I problemi dell’Africa meritano un dibattito più serio

Negli ultimi giorni i rapporti tra Italia e Francia hanno raggiunto livelli di scontro mai visti da quando ha avuto inizio il lungo percorso d’integrazione europea. La tensione è salita al punto da spingere il governo francese a ritirare il proprio ambasciatore a Roma. A scatenare le reazioni francesi sono state una serie di dichiarazioni da parte di esponenti delle forze che sostengono il governo Conte. In particolare, il viceministro Di Maio ha dapprima criticato la Francia con la tesi di sostenere politiche neocolonialiste ai danni degli africani attraverso il Franco CFA, moneta in circolazione in diversi stati dell’Africa sub sahariana. Qualche giorno più tardi, sempre Di Maio ha poi incontrato in Francia alcuni esponenti dell’ala più estremista dei Gilet Gialli, spingendo Macron a prendere posizione. Ora si aspettano possibili ritorsioni economiche da parte del governo d’oltralpe, che potrebbe impugnare alcuni dossier di estrema importanza per l’Italia, come Alitalia o Fincantieri.

La posizione italiana si può spiegare solo con una visione propagandistica, per distogliere, cioè, l’attenzione dai problemi interni e creare un nemico agli occhi degli elettori in vista delle complicate elezioni europee. Il 20 gennaio Di Maio ha dichiarato che avrebbe inviato la nave Sea Watch carica di migranti a Marsiglia, perché la Francia, attraverso il Franco coloniale, finanzierebbe il suo debito pubblico costringendo gli africani ad emigrare. Le parole del Ministro sono prova di una scarsa considerazione per le effettive cause del fenomeno migratorio africano, che sono molteplici. L’analisi dei flussi migratori che dal continente africano arrivano in Europa, mostra come i paesi da cui partono il maggior numero di persone, Sudan, Etiopia e Nigeria,sono stati che non fanno parte dell’unione monetaria che adotta il Franco CFA.

Creato il 26 dicembre del 1945 in conseguenza degli accordi di Bretton Woods, il Franco CFA (dapprima Franco delle Colonie Francesi in Africa, oggi Franco della Comunità Finanziaria Africana) è la moneta adottata in 14 paesi, per la maggior parte ex-colonie francesi.  Ha un tasso di cambio fisso essendo il suo valore indicizzato a quello dell’euro, mentre in passato lo era a quello del Franco.
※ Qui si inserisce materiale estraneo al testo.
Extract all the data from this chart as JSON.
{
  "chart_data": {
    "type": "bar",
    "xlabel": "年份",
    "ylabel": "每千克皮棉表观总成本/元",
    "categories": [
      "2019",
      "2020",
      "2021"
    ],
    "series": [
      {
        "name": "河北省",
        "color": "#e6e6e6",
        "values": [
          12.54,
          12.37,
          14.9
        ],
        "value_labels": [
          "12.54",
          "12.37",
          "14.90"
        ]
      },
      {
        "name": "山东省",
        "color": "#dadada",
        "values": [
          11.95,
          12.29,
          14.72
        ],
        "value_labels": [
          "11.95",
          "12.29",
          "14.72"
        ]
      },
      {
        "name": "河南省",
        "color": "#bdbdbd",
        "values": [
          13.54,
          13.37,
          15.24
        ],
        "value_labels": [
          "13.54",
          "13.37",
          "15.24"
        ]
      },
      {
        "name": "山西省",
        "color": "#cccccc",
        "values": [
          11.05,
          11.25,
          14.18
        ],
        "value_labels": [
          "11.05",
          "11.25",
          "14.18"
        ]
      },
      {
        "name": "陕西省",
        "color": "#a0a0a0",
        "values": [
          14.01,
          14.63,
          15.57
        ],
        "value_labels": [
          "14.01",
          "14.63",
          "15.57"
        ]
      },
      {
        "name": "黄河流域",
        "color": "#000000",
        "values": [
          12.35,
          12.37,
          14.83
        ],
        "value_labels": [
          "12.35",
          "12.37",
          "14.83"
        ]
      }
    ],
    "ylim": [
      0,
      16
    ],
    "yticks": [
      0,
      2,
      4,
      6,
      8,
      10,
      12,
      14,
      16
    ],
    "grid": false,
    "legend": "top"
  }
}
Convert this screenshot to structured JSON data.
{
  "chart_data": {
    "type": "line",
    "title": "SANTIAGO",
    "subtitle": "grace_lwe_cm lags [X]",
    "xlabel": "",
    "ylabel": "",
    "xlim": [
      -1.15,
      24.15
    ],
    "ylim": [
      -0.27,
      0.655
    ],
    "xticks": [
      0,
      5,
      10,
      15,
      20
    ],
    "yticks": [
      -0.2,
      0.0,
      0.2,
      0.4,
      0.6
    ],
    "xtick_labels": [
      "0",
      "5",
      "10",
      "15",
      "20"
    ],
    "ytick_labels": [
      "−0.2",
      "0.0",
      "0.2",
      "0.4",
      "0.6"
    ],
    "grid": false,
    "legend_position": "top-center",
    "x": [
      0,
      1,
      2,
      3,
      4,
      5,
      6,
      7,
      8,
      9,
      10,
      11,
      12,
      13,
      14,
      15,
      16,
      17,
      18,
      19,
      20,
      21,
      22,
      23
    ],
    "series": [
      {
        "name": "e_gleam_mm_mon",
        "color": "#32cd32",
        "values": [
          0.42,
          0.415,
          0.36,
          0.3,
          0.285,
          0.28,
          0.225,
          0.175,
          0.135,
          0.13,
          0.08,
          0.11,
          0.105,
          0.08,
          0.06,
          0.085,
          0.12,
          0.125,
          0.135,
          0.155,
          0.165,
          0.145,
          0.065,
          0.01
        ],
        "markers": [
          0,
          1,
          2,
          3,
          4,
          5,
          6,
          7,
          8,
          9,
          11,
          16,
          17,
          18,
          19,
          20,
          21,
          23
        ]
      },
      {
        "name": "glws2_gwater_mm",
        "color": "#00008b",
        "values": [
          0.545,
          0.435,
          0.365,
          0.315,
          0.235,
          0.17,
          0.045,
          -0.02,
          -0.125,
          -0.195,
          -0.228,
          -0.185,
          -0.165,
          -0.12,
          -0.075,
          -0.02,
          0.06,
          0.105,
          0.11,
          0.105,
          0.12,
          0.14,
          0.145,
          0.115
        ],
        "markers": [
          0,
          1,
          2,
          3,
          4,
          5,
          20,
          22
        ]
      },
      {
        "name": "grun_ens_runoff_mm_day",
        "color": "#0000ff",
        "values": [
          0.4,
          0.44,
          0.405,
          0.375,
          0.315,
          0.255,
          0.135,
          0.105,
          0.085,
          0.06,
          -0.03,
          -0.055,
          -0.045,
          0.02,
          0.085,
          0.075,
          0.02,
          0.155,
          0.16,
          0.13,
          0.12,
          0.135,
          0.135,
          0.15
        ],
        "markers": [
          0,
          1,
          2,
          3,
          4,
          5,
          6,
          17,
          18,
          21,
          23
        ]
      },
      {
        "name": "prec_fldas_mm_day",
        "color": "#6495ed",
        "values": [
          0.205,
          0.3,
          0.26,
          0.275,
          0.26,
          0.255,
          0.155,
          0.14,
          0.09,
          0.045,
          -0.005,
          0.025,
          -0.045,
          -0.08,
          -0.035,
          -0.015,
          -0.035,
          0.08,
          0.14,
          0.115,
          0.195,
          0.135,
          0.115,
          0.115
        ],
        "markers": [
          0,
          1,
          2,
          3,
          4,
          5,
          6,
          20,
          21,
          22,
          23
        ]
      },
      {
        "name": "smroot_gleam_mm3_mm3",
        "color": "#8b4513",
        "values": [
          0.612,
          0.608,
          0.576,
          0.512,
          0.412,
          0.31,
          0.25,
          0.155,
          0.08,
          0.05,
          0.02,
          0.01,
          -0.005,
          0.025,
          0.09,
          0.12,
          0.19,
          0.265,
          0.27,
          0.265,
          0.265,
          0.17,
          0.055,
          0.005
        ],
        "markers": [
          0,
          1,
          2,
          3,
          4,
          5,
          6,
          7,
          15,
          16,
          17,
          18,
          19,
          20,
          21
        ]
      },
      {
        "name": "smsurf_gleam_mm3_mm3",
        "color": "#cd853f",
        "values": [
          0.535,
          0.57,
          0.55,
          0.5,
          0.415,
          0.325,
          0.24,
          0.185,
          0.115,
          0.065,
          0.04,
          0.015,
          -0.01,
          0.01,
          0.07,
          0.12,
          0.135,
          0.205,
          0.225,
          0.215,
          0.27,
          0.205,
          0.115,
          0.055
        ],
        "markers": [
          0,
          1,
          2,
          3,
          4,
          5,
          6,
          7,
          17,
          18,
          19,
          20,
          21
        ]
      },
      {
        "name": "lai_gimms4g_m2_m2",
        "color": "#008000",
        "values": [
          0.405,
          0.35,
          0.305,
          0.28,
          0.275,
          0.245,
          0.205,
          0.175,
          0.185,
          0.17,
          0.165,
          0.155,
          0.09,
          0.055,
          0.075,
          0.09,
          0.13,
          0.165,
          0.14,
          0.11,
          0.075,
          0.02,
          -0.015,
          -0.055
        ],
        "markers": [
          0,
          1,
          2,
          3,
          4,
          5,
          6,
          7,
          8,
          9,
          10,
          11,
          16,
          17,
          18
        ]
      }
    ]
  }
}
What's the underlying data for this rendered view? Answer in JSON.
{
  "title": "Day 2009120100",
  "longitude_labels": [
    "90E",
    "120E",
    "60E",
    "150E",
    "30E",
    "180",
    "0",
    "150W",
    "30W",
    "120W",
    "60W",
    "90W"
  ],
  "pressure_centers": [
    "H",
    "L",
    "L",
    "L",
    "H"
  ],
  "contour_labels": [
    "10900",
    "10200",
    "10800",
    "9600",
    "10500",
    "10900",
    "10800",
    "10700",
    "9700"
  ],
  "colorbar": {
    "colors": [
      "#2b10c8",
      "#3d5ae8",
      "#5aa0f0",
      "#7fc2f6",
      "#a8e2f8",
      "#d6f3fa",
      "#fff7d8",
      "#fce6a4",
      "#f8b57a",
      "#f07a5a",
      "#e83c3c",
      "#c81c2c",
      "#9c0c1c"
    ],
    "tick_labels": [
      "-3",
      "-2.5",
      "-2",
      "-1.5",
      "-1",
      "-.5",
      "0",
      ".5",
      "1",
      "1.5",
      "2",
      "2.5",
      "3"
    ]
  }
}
La posizione poco difendibile del governo italiano, però, non deve tradursi automaticamente con una difesa della struttura e delle caratteristiche della moneta. L’economista senegalese Demba Moussa Dembélé, tra gli altri, lo considera un freno allo sviluppo per i paesi che lo utilizzano. I difensori del Franco CFA sostengono che abbia portato stabilità, Dembélé critica, invece, proprio questo aspetto. La priorità della Bce di combattere l’inflazione si riversa di conseguenza anche sulla Banca Centrale degli Stati dell’Africa Occidentale. Ciò comporta meno disponibilità di credito per le imprese locali che hanno necessità di denaro per svilupparsi. Inoltre, una moneta forte non aiuta le esportazioni di quei paesi. L’economista togolese Kako Nubukpo parla di ‘sudditanza volontaria’ e le sue feroci critiche all’unione monetaria gli sono costate il posto da Ministro delle politiche pubbliche in Togo.

Il modo in cui i paesi europei stanno affrontando questa questione ci svela quanto siano deboli le intenzioni di affrontare alla radice la questione migratoria, che in tutti i suoi aspetti appare come un fenomeno di lungo periodo. D’altra parte è un segnale di come l’Europa continui in larga parte ad adottare in Africa politiche ad una direzione, cioè con l’obiettivo di mantenere stabile la propria influenza. Questo spiega anche il successo dei nuovi competitori come Cina e India che hanno dimostrato maggiore pragmatismo e lungimiranza nelle relazioni commerciali con l’Africa.